Department of Psychiatry, Boston Children's Hospital, 300 Longwood Ave, Mailstop BCH 3199, Boston, MA, 02115, USA; Department of Psychiatry, Harvard Medical School, Boston, MA, USA.
Department of Psychiatry, Harvard Medical School, Boston, MA, USA; Institutional Centers for Clinical and Translational Research, Boston Children's Hospital, 300 Longwood Ave, Mailstop BCH 3200, Boston, MA, 02115, USA.
Psychoneuroendocrinology. 2019 Apr;102:225-235. doi: 10.1016/j.psyneuen.2018.12.222. Epub 2018 Dec 17.

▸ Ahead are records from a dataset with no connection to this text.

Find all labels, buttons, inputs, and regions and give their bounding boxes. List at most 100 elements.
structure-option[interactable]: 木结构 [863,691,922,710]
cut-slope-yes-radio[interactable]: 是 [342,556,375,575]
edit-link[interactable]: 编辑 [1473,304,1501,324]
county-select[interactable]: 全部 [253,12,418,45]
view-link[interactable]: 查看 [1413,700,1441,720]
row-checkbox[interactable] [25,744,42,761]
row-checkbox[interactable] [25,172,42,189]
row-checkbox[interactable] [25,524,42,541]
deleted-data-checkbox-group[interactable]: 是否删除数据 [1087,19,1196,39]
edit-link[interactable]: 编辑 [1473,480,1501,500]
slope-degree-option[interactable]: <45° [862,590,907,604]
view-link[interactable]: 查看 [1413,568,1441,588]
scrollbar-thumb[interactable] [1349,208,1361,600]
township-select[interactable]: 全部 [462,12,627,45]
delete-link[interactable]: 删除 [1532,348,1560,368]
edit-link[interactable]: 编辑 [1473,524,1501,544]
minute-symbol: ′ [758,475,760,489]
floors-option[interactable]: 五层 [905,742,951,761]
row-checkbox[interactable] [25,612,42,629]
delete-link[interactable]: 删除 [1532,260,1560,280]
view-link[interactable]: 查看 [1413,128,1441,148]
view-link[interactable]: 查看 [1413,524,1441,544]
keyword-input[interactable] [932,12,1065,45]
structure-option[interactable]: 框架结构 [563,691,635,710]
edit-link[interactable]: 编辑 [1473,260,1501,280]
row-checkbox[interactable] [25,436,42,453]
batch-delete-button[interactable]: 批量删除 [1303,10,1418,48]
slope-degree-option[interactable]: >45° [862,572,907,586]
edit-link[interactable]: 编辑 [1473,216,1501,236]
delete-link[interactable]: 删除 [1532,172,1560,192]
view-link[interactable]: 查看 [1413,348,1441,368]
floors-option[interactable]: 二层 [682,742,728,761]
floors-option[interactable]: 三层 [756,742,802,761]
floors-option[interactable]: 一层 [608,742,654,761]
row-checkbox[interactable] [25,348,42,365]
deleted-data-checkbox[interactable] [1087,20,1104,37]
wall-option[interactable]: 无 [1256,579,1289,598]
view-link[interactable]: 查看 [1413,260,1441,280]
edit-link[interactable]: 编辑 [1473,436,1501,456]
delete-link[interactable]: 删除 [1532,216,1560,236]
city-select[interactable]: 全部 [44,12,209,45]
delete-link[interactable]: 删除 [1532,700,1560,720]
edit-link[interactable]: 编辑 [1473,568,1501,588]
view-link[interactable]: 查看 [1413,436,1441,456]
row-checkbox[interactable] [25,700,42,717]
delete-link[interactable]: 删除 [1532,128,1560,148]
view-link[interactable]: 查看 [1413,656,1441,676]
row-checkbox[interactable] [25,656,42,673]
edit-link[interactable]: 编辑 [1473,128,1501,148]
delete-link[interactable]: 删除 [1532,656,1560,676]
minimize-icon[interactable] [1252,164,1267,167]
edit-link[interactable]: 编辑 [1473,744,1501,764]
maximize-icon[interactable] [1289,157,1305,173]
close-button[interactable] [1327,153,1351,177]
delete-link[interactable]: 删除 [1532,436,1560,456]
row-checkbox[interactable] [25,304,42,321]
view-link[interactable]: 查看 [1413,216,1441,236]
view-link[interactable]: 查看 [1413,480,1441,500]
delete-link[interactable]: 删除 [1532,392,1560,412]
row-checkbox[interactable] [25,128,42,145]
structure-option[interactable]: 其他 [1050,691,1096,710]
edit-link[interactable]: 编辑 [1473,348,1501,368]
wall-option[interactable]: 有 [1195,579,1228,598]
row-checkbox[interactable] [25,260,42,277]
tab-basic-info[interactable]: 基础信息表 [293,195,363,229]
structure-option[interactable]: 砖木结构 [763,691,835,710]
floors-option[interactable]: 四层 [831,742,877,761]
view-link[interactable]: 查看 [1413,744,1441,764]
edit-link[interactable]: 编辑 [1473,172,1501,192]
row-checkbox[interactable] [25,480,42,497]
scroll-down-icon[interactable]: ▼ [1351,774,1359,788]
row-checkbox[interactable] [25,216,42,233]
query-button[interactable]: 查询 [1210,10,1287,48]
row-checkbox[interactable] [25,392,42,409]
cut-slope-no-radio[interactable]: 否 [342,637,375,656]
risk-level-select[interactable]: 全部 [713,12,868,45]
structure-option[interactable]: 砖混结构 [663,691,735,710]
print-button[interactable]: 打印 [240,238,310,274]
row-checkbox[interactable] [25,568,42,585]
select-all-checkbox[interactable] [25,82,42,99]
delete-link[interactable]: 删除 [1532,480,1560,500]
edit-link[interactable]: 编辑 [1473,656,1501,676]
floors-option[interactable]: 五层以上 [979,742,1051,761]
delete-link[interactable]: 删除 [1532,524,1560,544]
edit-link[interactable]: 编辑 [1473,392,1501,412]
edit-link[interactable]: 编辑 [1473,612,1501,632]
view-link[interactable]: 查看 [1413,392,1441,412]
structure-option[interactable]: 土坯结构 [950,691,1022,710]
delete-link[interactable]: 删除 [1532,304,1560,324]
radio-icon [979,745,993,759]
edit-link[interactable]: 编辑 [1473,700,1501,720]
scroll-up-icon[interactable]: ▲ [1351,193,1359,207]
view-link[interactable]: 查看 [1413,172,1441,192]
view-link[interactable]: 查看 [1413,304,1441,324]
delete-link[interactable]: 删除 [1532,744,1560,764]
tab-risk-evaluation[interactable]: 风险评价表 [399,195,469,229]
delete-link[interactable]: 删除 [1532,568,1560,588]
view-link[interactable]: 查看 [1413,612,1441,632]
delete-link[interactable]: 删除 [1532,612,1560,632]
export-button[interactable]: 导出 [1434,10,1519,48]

Newborn telomere length is a potential biomarker of the effects of maternal-fetal processes on offspring long-term health. A number of maternal psychosocial and environmental factors in pregnancy (e.g., stress, health, socioeconomic status) have been associated with shortened telomere length at birth. The physiological mechanisms responsible for potential effects of maternal factors on newborn telomere length have yet to be identified. Indirect evidence suggests that disruptions in maternal hypothalamic-pituitary-adrenal (HPA) axis functioning in pregnancy may be involved. Studies are needed that test whether maternal HPA axis functioning in pregnancy is associated with newborn telomere length. This study examined whether maternal HPA axis functioning across pregnancy, reflected in hair cortisol collected within one week after delivery, predicted newborn telomere length assessed from leukocyte cord blood collected at birth among 93 sociodemographically diverse mother-infant dyads. We further tested whether associations between maternal hair cortisol and newborn telomere length differed by infant sex, given documented sex differences in prenatal environmental exposure effects on offspring health, patterns of cortisol exposure during gestation, and telomere biology across the lifespan. In a multi-group structural equation modeling analysis that accounted for cortisol exposures across trimesters, maternal cortisol levels in pregnancy were not associated with newborn telomere length in the sample as a whole. However, significant sex differences emerged, with a significant positive association among females and a lack of a significant association among males. In addition, analyses revealed that cortisol levels were higher across trimesters among mothers of male infants than mothers of female infants. The results suggest that functioning of the maternal HPA axis in pregnancy may differ by fetal sex and have sex-specific effects on newborn telomere biology. These findings have implications for understanding the mechanisms by which maternal psychosocial and environmental exposures influence newborn telomere length and for elucidating mechanisms contributing to sex disparities in health.
新生儿端粒长度是母体-胎儿过程对后代长期健康影响的潜在生物标志物。怀孕期间的许多母体心理社会和环境因素(例如压力、健康、社会经济地位)与出生时端粒长度缩短有关。负责母体因素对新生儿端粒长度潜在影响的生理机制尚未确定。间接证据表明,怀孕期间母体下丘脑-垂体-肾上腺(HPA)轴功能的中断可能与此有关。需要进行研究,以测试怀孕期间母体 HPA 轴功能是否与新生儿端粒长度有关。本研究调查了在分娩后一周内收集的头发皮质醇反映的整个怀孕期间母体 HPA 轴功能是否与从出生时采集的白细胞脐带血中评估的新生儿端粒长度有关,在 93 个社会人口统计学上多样化的母婴二联体中进行了研究。鉴于产前环境暴露对后代健康的影响、怀孕期间皮质醇暴露的模式以及整个生命周期的端粒生物学方面存在有记录的性别差异,我们进一步测试了母体头发皮质醇与新生儿端粒长度之间的关联是否因婴儿性别而异。在一个多组结构方程建模分析中,该分析考虑了整个孕期的皮质醇暴露,母体皮质醇水平在整个样本中与新生儿端粒长度无关。然而,出现了显著的性别差异,女性呈显著正相关,而男性则无显著相关性。此外,分析显示,男婴母亲的皮质醇水平在整个孕期都高于女婴母亲。结果表明,怀孕期间母体 HPA 轴的功能可能因胎儿性别而异,并对新生儿端粒生物学产生性别特异性影响。这些发现对于理解母体心理社会和环境暴露如何影响新生儿端粒长度的机制以及阐明导致健康性别差异的机制具有重要意义。